LHS = (sin(B) / cos(B)) * sin(B) + cos(B)
Step 3: Simplify by multiplying and dividing by cos(B).
LHS = sin(B)^2 / cos(B) + cos(B)
Step 4: Convert the expression to a single fraction by finding a common denominator.
LHS = (sin(B)^2 + cos(B)^2) / cos(B)
Step 5: Use the Pythagorean identity sin^2(B) + cos^2(B) = 1.
LHS = 1 / cos(B)
Step 6: Replace cos(B) with its reciprocal, sec(B).
LHS = sec(B)
Thus, the left-hand side is equal to the right-hand side, and the identity is proven.
11. Prove that tan(λ) cos^2(λ) + sin^2(λ)/sin(λ) = cos(λ) + sin(λ):
Step 1: Start with the left-hand side (LHS) of the equation.
LHS = tan(λ) cos^2(λ) + (sin^2(λ))/sin(λ)
Step 2: Simplify the expression by factoring out common terms.
LHS = cos^2(λ) * (tan(λ) + sin(λ)/sin(λ))
Step 3: Simplify the expression inside the parentheses.
LHS = cos^2(λ) * (tan(λ) + 1)
Step 4: Combine like terms.
LHS = cos^2(λ) * tan(λ) + cos^2(λ)
Step 5: Use the Pythagorean identity sin^2(λ) + cos^2(λ) = 1 and rearrange the terms.

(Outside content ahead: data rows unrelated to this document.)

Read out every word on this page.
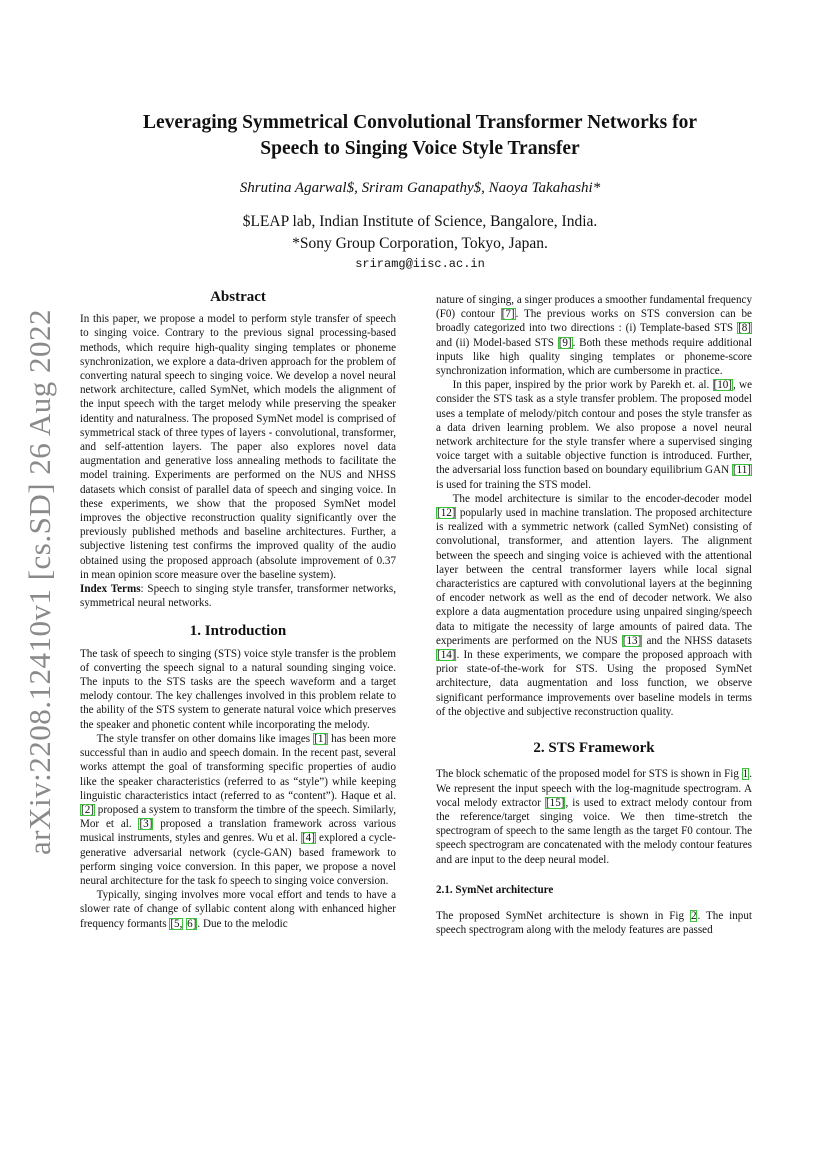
arXiv:2208.12410v1 [cs.SD] 26 Aug 2022
Leveraging Symmetrical Convolutional Transformer Networks for
Speech to Singing Voice Style Transfer
Shrutina Agarwal$, Sriram Ganapathy$, Naoya Takahashi*
$LEAP lab, Indian Institute of Science, Bangalore, India.
*Sony Group Corporation, Tokyo, Japan.
sriramg@iisc.ac.in
Abstract

In this paper, we propose a model to perform style transfer of speech to singing voice. Contrary to the previous signal processing-based methods, which require high-quality singing templates or phoneme synchronization, we explore a data-driven approach for the problem of converting natural speech to singing voice. We develop a novel neural network architecture, called SymNet, which models the alignment of the input speech with the target melody while preserving the speaker identity and naturalness. The proposed SymNet model is comprised of symmetrical stack of three types of layers - convolutional, transformer, and self-attention layers. The paper also explores novel data augmentation and generative loss annealing methods to facilitate the model training. Experiments are performed on the NUS and NHSS datasets which consist of parallel data of speech and singing voice. In these experiments, we show that the proposed SymNet model improves the objective reconstruction quality significantly over the previously published methods and baseline architectures. Further, a subjective listening test confirms the improved quality of the audio obtained using the proposed approach (absolute improvement of 0.37 in mean opinion score measure over the baseline system).

Index Terms: Speech to singing style transfer, transformer networks, symmetrical neural networks.

1. Introduction

The task of speech to singing (STS) voice style transfer is the problem of converting the speech signal to a natural sounding singing voice. The inputs to the STS tasks are the speech waveform and a target melody contour. The key challenges involved in this problem relate to the ability of the STS system to generate natural voice which preserves the speaker and phonetic content while incorporating the melody.

The style transfer on other domains like images [1] has been more successful than in audio and speech domain. In the recent past, several works attempt the goal of transforming specific properties of audio like the speaker characteristics (referred to as “style”) while keeping linguistic characteristics intact (referred to as “content”). Haque et al. [2] proposed a system to transform the timbre of the speech. Similarly, Mor et al. [3] proposed a translation framework across various musical instruments, styles and genres. Wu et al. [4] explored a cycle-generative adversarial network (cycle-GAN) based framework to perform singing voice conversion. In this paper, we propose a novel neural architecture for the task fo speech to singing voice conversion.

Typically, singing involves more vocal effort and tends to have a slower rate of change of syllabic content along with enhanced higher frequency formants [5, 6]. Due to the melodic

nature of singing, a singer produces a smoother fundamental frequency (F0) contour [7]. The previous works on STS conversion can be broadly categorized into two directions : (i) Template-based STS [8] and (ii) Model-based STS [9]. Both these methods require additional inputs like high quality singing templates or phoneme-score synchronization information, which are cumbersome in practice.

In this paper, inspired by the prior work by Parekh et. al. [10], we consider the STS task as a style transfer problem. The proposed model uses a template of melody/pitch contour and poses the style transfer as a data driven learning problem. We also propose a novel neural network architecture for the style transfer where a supervised singing voice target with a suitable objective function is introduced. Further, the adversarial loss function based on boundary equilibrium GAN [11] is used for training the STS model.

The model architecture is similar to the encoder-decoder model [12] popularly used in machine translation. The proposed architecture is realized with a symmetric network (called SymNet) consisting of convolutional, transformer, and attention layers. The alignment between the speech and singing voice is achieved with the attentional layer between the central transformer layers while local signal characteristics are captured with convolutional layers at the beginning of encoder network as well as the end of decoder network. We also explore a data augmentation procedure using unpaired singing/speech data to mitigate the necessity of large amounts of paired data. The experiments are performed on the NUS [13] and the NHSS datasets [14]. In these experiments, we compare the proposed approach with prior state-of-the-work for STS. Using the proposed SymNet architecture, data augmentation and loss function, we observe significant performance improvements over baseline models in terms of the objective and subjective reconstruction quality.

2. STS Framework

The block schematic of the proposed model for STS is shown in Fig 1. We represent the input speech with the log-magnitude spectrogram. A vocal melody extractor [15], is used to extract melody contour from the reference/target singing voice. We then time-stretch the spectrogram of speech to the same length as the target F0 contour. The speech spectrogram are concatenated with the melody contour features and are input to the deep neural model.

2.1. SymNet architecture

The proposed SymNet architecture is shown in Fig 2. The input speech spectrogram along with the melody features are passed
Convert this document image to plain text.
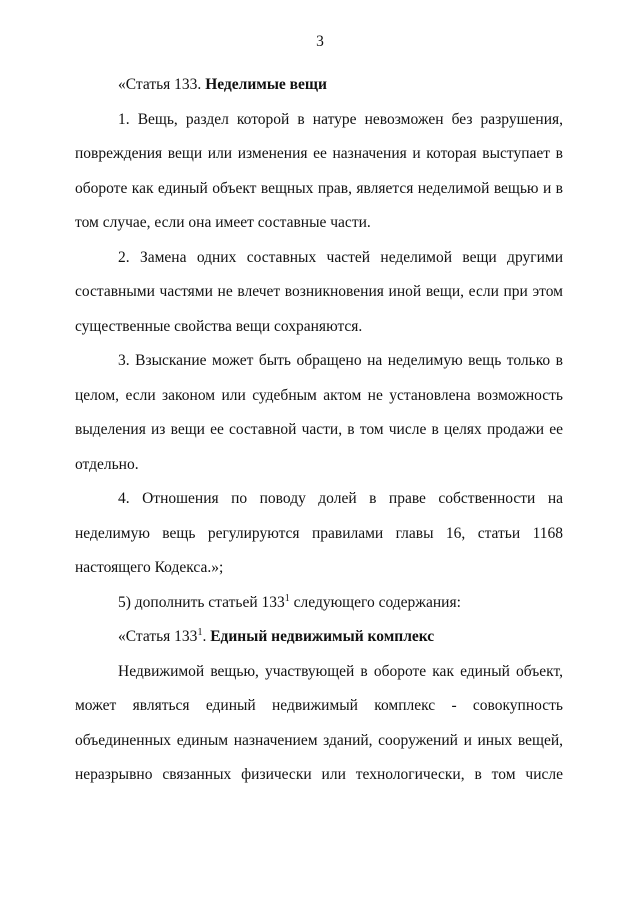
3

«Статья 133. Неделимые вещи

1. Вещь, раздел которой в натуре невозможен без разрушения, повреждения вещи или изменения ее назначения и которая выступает в обороте как единый объект вещных прав, является неделимой вещью и в том случае, если она имеет составные части.

2. Замена одних составных частей неделимой вещи другими составными частями не влечет возникновения иной вещи, если при этом существенные свойства вещи сохраняются.

3. Взыскание может быть обращено на неделимую вещь только в целом, если законом или судебным актом не установлена возможность выделения из вещи ее составной части, в том числе в целях продажи ее отдельно.

4. Отношения по поводу долей в праве собственности на неделимую вещь регулируются правилами главы 16, статьи 1168 настоящего Кодекса.»;

5) дополнить статьей $133^1$ следующего содержания:

«Статья $133^1$. Единый недвижимый комплекс

Недвижимой вещью, участвующей в обороте как единый объект,

может являться единый недвижимый комплекс - совокупность

объединенных единым назначением зданий, сооружений и иных вещей,

неразрывно связанных физически или технологически, в том числе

LHS = cos^2(λ) * tan(λ) + (1 - sin^2(λ))
Step 6: Simplify by distributing and combining like terms.
LHS = cos^2(λ) * tan(λ) + 1 - sin^2(λ)
Step 7: Use the Pythagorean identity 1 - sin^2(λ) = cos^2(λ).
LHS = cos^2(λ) * tan(λ) + cos^2(λ)
Step 8: Combine like terms.
LHS = cos^2(λ) * (tan(λ) + 1)
Step 9: Simplify the expression inside the parentheses.
LHS = cos^2(λ) * cos(λ)
Step 10: Use the identity cos^3(λ) = cos(λ).
LHS = cos(λ)
Thus, the left-hand side is equal to the right-hand side, and the identity is proven.
Note: The provided equation in question 12 seems to be incorrect. Could you please double-check the equation and provide the correct one?